Harriman asintió y les precedió.
Tanto Hillier como Webberly estaban sentados a la mesa circular central del despacho de Webberly, y el tema que Hillier deseaba discutir ocupaba hasta el último centímetro de la superficie de la mesa, desplegado como si un actor novato estuviera buscando la aprobación periodística después de la noche del estreno: los periódicos de la mañana. Y a juzgar por lo que Barbara dedujo tras una rápida mirada a Hillier, mientras este se levantaba al ver a un miembro del sexo opuesto, el superintendente jefe también había echado un vistazo a los del día anterior.
– Inspector, sargento -dijo Hillier.
Webberly se levantó para cerrar la puerta. El superintendente ya se había fumado más de un puro, y la atmósfera del despacho era sofocante, invadida de humo.
Hillier utilizó un lápiz de oro para abarcar con un ademán los periódicos desplegados sobre la mesa. Las fotografías de la selección matutina plasmaban de todo, desde el señor Friskin utilizando el brazo para ocultar la cara de Jimmy a los fotógrafos, hasta Jean Cooper, que se abría paso hasta su coche entre un enjambre de periodistas. Para colmo, el ansia de información de los lectores se había saciado con un amplio despliegue de fotografías, que no solo plasmaba a los protagonistas del caso. El Daily Mail publicaba lo que parecía un ensayo gráfico sobre la vida de Kenneth Fleming, con fotos de su antigua casa en la Isla de los Perros, su familia, la casa de Kent, la imprenta de Stepney, Miriam Whitelaw y Gabriella Patten. El Guardian y el Independerá abordaban el tema desde un punto de vista más intelectual, y utilizaban un dibujo del lugar de los hechos. El Daily Mirror, el Sun, y el Daily Express publicaban entrevistas con patrocinadores del equipo inglés, Guy Mollison y el capitán del equipo de Middle-sex.
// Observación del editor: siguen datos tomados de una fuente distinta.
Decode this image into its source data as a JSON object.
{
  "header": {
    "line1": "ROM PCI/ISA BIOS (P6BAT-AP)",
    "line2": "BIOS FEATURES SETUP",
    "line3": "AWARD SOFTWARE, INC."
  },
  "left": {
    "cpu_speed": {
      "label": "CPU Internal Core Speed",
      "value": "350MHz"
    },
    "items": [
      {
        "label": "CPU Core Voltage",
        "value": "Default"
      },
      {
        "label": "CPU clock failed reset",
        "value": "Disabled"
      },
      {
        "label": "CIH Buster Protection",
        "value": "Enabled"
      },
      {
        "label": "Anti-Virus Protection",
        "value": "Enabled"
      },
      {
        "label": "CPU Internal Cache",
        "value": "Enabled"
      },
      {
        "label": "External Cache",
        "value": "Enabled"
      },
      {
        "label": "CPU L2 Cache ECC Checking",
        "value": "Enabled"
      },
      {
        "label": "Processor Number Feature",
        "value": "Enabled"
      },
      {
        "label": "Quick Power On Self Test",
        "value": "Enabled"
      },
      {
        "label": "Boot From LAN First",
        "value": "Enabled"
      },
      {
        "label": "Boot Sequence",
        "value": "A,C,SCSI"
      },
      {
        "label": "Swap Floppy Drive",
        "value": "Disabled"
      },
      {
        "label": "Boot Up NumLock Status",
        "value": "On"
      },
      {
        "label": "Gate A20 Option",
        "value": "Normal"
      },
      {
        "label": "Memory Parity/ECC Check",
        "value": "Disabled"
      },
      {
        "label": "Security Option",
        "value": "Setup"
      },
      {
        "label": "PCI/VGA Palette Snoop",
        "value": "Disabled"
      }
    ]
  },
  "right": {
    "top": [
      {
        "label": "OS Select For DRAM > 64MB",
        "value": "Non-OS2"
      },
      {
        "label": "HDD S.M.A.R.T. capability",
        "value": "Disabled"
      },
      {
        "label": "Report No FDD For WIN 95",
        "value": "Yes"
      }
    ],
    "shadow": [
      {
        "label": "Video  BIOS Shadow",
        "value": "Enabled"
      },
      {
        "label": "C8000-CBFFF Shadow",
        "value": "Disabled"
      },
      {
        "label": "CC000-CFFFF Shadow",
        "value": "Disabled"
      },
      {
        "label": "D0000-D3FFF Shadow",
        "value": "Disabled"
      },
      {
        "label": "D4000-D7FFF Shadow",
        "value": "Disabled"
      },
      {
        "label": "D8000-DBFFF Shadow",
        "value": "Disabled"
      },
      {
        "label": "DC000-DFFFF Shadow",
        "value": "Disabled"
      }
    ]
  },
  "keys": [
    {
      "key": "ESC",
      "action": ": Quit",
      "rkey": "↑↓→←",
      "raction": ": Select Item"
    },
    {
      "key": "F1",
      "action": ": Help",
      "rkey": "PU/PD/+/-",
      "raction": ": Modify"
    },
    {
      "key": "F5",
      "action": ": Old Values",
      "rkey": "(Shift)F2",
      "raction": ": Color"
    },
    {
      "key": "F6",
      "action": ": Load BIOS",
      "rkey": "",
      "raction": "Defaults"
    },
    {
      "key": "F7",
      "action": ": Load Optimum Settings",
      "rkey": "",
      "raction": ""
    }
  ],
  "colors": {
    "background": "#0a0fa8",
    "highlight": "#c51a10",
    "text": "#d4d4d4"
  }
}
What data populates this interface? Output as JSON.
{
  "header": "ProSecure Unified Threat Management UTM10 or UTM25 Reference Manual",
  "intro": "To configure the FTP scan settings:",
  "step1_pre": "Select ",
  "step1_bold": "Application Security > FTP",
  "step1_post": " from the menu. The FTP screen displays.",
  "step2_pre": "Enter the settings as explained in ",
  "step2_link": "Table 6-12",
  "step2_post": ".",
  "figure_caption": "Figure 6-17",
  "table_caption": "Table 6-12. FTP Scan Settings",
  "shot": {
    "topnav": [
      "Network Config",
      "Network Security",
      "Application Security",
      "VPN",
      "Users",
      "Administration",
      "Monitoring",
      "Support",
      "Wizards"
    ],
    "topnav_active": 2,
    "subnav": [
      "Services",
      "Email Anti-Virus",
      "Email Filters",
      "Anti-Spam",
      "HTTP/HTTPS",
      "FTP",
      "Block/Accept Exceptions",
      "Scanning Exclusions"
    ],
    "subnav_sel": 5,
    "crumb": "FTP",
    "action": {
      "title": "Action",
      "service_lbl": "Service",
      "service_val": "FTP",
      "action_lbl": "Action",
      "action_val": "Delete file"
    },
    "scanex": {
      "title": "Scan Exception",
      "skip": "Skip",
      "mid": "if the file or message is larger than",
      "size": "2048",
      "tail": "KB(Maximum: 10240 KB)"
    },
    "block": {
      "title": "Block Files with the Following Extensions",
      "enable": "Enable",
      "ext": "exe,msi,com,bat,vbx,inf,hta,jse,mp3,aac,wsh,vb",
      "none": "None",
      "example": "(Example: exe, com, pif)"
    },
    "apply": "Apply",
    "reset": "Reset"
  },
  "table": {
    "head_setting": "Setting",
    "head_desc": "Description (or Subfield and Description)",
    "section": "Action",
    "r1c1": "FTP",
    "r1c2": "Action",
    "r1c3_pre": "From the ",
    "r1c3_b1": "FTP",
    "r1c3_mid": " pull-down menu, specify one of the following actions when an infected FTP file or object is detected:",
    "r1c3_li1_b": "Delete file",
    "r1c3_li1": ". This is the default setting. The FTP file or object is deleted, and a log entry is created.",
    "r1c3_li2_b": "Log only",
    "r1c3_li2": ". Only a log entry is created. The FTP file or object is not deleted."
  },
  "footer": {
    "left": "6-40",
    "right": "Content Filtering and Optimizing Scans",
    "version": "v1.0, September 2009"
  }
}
Sin embargo, la columna más larga (la del Times) estaba dedicada al problema del aumento de la criminalidad entre los adolescentes, y dejaba que el lector extrajera sus propias conclusiones de las veladas alusiones que lanzaba el periódico, al publicar semejante artículo en relación a las circunstancias del asesinato de Fleming. No era una cuestión de prejuicios, proclamaba el artículo, pero el uso insistente de la palabra «presunto» no eximía al periódico de defender la posibilidad de que existiera un anónimo culpable de dieciséis años.
Hillier utilizó su lápiz por segunda vez para indicar dos sillas opuestas a la suya. Cuando Barbara y Lynley se sentaron, obedientes, se acercó a un tablón de corcho que colgaba junto a la puerta y se dedicó a examinar los anuncios exhibidos. Webberly caminó hacia su escritorio, pero en lugar de sentarse, apoyó su gigantesco trasero sobre el antepecho de la ventana y sacó un puro.
– Expliquense -dijo Hillier al tablón de anuncios de Webberly.
– Señor -contestó Lynley.
Barbara miró a Lynley. Su tono era sereno, pero no deferente. A Hillier no le gustaría.
El superintendente jefe continuó, como si estuviera enfrascado en una contemplación verbal.
– He pasado la mañana de la forma más peculiar -dijo-. La mitad, esquivando a los directores de los principales periódicos de la ciudad. La otra mitad, al teléfono, con antiguos y futuros patrocinadores del equipo inglés de criquet. Padecí un encuentro muy poco gratificante con el subcomisionado y compartí un indigesto almuerzo con siete miembros del MCC en el Lord's Cricket Ground. ¿Percibe una pauta común en dichas actividades, lord Asherton?
Barbara notó que Lynley se encrespaba al oír que se mencionaba su título. También percibió el esfuerzo que le costaba no morder el cebo de Hillier.
– Todos los estamentos desean que solucionemos el caso -contestó con perfecta ecuanimidad-, como suele ocurrir cuando alguien famoso muere. ¿No está de acuerdo…, sir David?